La Terrasse

"La culture est une résistance à la distraction" Pasolini

Focus -174-mc93

2666

2666 - Critique sortie Théâtre

Publié le 10 janvier 2010

LA DESINTEGRATION D’UNE SOCIETE

ALEX RIGOLÁ, DIRECTEUR DU THEATRE LLIURE A BARCELONE, ADAPTE POUR LA SCENE LE ROMAN INCLASSABLE DU CHILIEN ROBERTO BOLAÑO, MONUMENTAL ET FASCINANT JEU DE PISTES EMPOISONNE PAR LE MAL.

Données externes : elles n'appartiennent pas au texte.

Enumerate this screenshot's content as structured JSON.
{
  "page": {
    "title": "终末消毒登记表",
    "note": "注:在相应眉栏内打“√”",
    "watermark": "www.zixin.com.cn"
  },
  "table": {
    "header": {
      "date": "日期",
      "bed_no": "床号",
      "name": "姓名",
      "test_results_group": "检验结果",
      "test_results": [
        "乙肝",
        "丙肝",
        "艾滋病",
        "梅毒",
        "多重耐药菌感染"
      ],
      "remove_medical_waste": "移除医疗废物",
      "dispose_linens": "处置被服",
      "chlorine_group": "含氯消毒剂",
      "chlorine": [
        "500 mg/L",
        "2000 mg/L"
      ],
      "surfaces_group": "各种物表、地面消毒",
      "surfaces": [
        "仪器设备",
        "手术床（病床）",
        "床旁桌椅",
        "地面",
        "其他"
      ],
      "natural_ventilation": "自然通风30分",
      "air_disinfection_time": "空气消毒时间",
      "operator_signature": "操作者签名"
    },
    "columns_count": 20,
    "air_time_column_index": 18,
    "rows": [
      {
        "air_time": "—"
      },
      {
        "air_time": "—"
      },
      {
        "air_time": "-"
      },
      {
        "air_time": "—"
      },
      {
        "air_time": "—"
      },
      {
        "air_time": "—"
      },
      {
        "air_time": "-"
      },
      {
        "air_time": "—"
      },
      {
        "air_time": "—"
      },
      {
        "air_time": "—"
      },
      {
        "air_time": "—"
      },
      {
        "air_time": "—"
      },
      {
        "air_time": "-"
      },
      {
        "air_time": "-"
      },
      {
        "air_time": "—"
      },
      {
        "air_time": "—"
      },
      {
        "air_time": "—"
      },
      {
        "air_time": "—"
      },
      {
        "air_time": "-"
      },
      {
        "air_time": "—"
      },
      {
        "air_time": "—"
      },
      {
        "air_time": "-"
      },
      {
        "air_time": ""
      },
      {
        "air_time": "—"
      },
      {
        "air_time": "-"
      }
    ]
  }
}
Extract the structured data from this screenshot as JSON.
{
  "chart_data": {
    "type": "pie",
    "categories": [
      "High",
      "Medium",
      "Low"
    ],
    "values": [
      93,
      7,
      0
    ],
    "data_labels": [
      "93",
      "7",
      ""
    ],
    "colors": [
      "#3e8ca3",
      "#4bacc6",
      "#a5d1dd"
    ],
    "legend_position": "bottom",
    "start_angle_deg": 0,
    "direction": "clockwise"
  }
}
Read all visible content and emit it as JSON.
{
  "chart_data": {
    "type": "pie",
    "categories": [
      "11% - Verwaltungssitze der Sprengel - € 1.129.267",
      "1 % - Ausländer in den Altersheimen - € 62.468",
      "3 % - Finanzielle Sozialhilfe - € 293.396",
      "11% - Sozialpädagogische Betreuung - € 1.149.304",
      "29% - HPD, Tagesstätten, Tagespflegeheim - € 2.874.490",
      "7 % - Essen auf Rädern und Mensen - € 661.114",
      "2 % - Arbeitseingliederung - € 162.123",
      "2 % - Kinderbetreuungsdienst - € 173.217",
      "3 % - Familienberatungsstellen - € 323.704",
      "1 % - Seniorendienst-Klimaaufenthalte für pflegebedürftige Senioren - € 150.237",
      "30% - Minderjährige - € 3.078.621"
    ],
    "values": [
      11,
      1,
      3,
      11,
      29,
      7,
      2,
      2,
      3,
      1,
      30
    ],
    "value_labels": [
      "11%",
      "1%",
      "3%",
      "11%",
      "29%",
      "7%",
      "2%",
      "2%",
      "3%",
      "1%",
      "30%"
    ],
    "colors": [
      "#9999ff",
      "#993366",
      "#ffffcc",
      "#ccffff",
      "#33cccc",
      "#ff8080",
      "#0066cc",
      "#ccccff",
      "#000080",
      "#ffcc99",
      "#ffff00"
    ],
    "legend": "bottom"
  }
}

Subjugué par cette écriture labyrintique, Alex Rigolá a relevé le défi considérable de son adaptation à la scène. Roman posthume inachevé monumental du Chilien Roberto Bolaño (1953-2003), 2666 reprend des thèmes familiers de l’auteur : la nécessité d’écrire et le mal, l’errance (lui-même vécut en exil quasiment toute sa vie), les tumultes de l’Histoire et l’impossibilité des utopies. Une œuvre foisonnante en cinq parties bien distinctes où abondent les récits dans le récit, les passerelles entre les lieux et les époques, et des personnages mystérieux, du journaliste enquêteur face à la barbarie à l’écrivain allemand Archimboldi (comme son nom ne l’indique pas…). « Parfois on a besoin de prendre de la distance pour pouvoir voir les choses. Ce roman prend cette distance pour montrer ce qu’il y a de pire en nous-mêmes, non pas comme des personnes mais comme société », confie le jeune metteur en scène. Dans le roman, la ville maudite de Santa Teresa au Mexique constitue un élément essentiel, une vision du pire où l’humanité se désintègre.
Meurtres non élucidés

Théâtre de meurtres atroces et point d’ancrage effarant dans un monde chaotique, où échouent progressivement les personnages, cette localité s’inspire de la ville mexicaine de Ciudad Juarez, bien réelle, où les massacres de plus de trois cents femmes ne furent jamais élucidés. La mise en scène utilise d’ailleurs du matériel rapporté du Mexique (photos…), ce qui souligne avec acuité la véracité de l’histoire. La pièce maintient la structure en cinq parties. « Dans la première, l’idée est d’organiser une conférence où les participants sont les quatre protagonistes de l’histoire, professeurs de littérature à la recherche d’un écrivain disparu : ils commencent en la racontant de manière neutre, mais lentement s’impliquent de plus en plus. La deuxième partie a quelque chose de David Lynch, à cause de quelques faits paranormaux, surnaturels ou étranges qui arrivent (…). Dans la troisième partie nous voulons faire une sorte de roman noir ou comme un film du cinéma noir. La quatrième est un oratorio avec douze voix qui récitent les noms des morts. Et dans la cinquième, l’idée est de retourner à une narration où le théâtre d’objets aura une certaine importance. Il s’agit de raconter l’histoire d’Archimboldi comme un grand carrousel de la vie. » Toute la créativité d’un metteur en scène et de son équipe affronte ainsi le texte et le transpose sur le plateau… A découvrir !

Agnès Santi


2666, de Roberto Bolaño, adaptation Pablo Ley, Alex Rigolá, mise en scène Alex Rigolá, du 11 au 13 février à 18h et le 14 à 14h30. Spectacle en espagnol surtitré.